Thoracoplasty Procedure for Scoliosis
Patients with a so-called ‘rib hump’ due to an abnormal thoracic curve due to scoliosis may undergo a thoracoplasty procedure. Also known as a costoplasty, this procedure aims to address the rotational deformity that these patients often have and may be performed as a stand-alone procedure or as part of wider back surgery for scoliosis. A thoracoplasty is sometimes carried out in order to obtain bone graft material from the ribs of a patient (even when a rib hump is not present) in opposition to the use of bone taken from the hip/pelvis. During thoracoplasty the surgeon usually excises four to six segments, about one or two inches in length, of adjacent ribs that are responsible for the rib protrusion. The ribs are resectioned according to the surgeons’ judgement of their capacity for realignment following curvature correction or by their contribution to the deformity.

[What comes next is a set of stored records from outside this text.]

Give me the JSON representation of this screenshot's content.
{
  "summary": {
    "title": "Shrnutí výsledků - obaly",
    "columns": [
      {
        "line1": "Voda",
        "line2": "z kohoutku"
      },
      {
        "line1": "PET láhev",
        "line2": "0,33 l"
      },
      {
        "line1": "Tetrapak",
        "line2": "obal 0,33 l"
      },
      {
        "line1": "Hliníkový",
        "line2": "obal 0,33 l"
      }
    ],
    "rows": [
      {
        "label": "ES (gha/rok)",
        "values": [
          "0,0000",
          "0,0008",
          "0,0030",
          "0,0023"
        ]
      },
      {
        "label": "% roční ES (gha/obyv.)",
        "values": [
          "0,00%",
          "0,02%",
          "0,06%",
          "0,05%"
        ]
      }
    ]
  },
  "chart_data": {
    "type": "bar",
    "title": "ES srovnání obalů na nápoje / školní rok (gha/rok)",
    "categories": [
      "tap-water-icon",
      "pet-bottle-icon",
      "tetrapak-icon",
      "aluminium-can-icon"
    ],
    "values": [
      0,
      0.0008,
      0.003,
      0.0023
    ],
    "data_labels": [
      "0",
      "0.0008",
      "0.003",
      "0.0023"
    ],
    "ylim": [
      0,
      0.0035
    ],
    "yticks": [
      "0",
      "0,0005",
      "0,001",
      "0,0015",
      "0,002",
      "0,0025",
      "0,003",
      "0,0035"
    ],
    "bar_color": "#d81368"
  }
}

The ribs grow back straight, after removal, to align with the new spinal position, but the surgery can cause a reduction in lung function in some patients (10-15% typically). Patients are also likely to experience increased pain in the chest following surgery and these complications may last a number of months, or up to two years. The length of the thoracoplasty also presents problems associated with increased blood loss and anaesthetic exposure. Operating in close proximity to the lungs, and the protective pleura covering the lungs, makes it possible that a haemothorax or pneumothorax occurs where blood or air drain into the chest cavity after the pleura is compromised. This is rare, but remains a possibility during thoracoplasty.